An American Jew is facing the death penalty for his involvement in an attempted political coup in the Democratic Republic of the Congo in late May.
Benjamin Reuben Zalman-Polun — a Washington, D.C.-area native and father of three — was one of three Americans and 37 people total sentenced to death Friday in the DRC over an attempt in May. The failed coup was led by Christian Malanga, a onetime used car salesman and gold miner who sought to overthrow the country’s president, Félix Tshisekedi. Six people were killed in the coup attempt, parts of which were livestreamed, and Malanga was later shot and killed by the Congolese army while resisting arrest.
Zalman-Polun, who pled guilty to conspiracy to distribute marijuana in the United States a decade ago, was reportedly a gold mining business associate of Malanga’s. The other two Americans who were sentenced to death are Marcel Malanga, the son of Christian Malanga, and Tyler Thompson.
Zalman-Polun was at the presidential palace before coup leader Christian Malanga was shot dead, according to photos and videos taken that day.
Zalman-Polun and the other Americans were caught on the banks of the Congo River as they were trying to escape, according to NPR. They claimed at trial that they were forced to participate in the coup at gunpoint.

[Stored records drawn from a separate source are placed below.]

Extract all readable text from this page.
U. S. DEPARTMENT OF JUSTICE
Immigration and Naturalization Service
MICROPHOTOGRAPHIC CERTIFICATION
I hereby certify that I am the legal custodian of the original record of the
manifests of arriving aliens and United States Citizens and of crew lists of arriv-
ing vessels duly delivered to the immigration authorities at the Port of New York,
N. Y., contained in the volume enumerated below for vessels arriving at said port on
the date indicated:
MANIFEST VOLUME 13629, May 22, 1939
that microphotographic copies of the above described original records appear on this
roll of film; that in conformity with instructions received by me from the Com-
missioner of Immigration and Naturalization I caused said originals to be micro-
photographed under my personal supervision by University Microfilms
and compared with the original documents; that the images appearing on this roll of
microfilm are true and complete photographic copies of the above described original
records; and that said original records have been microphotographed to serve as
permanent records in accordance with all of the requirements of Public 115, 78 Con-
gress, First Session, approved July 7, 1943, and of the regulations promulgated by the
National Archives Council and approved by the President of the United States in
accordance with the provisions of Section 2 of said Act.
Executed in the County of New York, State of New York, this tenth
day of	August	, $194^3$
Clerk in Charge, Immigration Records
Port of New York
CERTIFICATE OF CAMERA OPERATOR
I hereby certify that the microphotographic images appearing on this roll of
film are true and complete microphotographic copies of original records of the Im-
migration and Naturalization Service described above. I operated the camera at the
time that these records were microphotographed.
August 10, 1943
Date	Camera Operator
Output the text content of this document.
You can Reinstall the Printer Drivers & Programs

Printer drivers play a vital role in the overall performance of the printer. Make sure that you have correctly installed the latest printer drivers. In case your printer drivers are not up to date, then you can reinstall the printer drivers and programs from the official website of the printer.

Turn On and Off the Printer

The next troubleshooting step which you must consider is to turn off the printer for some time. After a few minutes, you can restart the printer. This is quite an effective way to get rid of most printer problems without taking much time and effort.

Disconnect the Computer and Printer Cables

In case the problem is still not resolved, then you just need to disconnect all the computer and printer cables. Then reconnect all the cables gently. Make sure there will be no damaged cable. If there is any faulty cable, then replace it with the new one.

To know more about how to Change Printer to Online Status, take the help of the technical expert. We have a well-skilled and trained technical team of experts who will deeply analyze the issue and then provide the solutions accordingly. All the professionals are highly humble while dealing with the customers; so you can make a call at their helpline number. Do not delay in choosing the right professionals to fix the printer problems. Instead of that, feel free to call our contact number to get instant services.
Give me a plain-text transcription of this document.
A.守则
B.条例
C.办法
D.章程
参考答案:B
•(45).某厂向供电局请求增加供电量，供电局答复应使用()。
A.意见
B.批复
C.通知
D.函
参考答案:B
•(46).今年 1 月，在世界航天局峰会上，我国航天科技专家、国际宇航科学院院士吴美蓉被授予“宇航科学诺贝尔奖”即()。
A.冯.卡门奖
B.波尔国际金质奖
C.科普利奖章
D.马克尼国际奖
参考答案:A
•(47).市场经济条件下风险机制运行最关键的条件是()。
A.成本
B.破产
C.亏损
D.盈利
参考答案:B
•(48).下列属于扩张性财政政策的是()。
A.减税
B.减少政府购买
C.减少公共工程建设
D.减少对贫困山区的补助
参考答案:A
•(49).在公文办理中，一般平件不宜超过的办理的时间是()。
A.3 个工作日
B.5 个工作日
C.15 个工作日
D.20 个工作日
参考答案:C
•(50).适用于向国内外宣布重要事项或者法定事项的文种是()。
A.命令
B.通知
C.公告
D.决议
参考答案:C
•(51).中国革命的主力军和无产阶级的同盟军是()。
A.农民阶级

Zalman-Polun reportedly had been living in South Africa with his family for the past several years. Before that, the family lived in Washington, D.C., where they were members of the Washington Hebrew Congregation, when their first child was born in 2017, according to announcements distributed by the Reform synagogue.
Zalman-Polun is now also the target of conspiracy theories that claim he is a CIA and Mossad agent sent to destabilize the Congolese government. Users on X have been sharing a photo of Zalman-Polun and Christian Malanga taken outside of Golan Spy Shop, a technology and security supply store in Tel Aviv, saying that it is proof that they were trained by Israeli forces.
Congolese law gives the men five days to appeal their sentences. The country reinstituted the death penalty last year.
The U.S. State Department has not declared Zalman-Polun and the other two Americans wrongfully detained, the Associated Press reported, making it unlikely the American government will try to arrange their release.
In May, just hours after the attempted coup, U.S. Ambassador to the Democratic Republic of the Congo Lucy Tamlyn condemned the coup and the involvement of American citizens.
“I am shocked by the events of this morning and deeply concerned by reports of U.S. citizens allegedly being involved,” Tamlyn wrote on X. “Please be assured that we will cooperate with DRC authorities to the fullest extent possible as they investigate these criminal acts and hold accountable any U.S. citizens implicated in criminal acts.”
Zalman-Polun is not the first Jewish intersection with the DRC’s tumultuous politics. Moise Katumbi, whose father was a Jewish refugee from Greece during the Holocaust, has faced ongoing efforts to block him from running for office, most recently last year when a rival pursued a law that would bar candidates whose parents were not both Congolese; Jewish groups abroad condemned the law as antisemitic. The rival ran against Tshisekedi, the subject of the coup attempt, and received less than 1% of the official vote.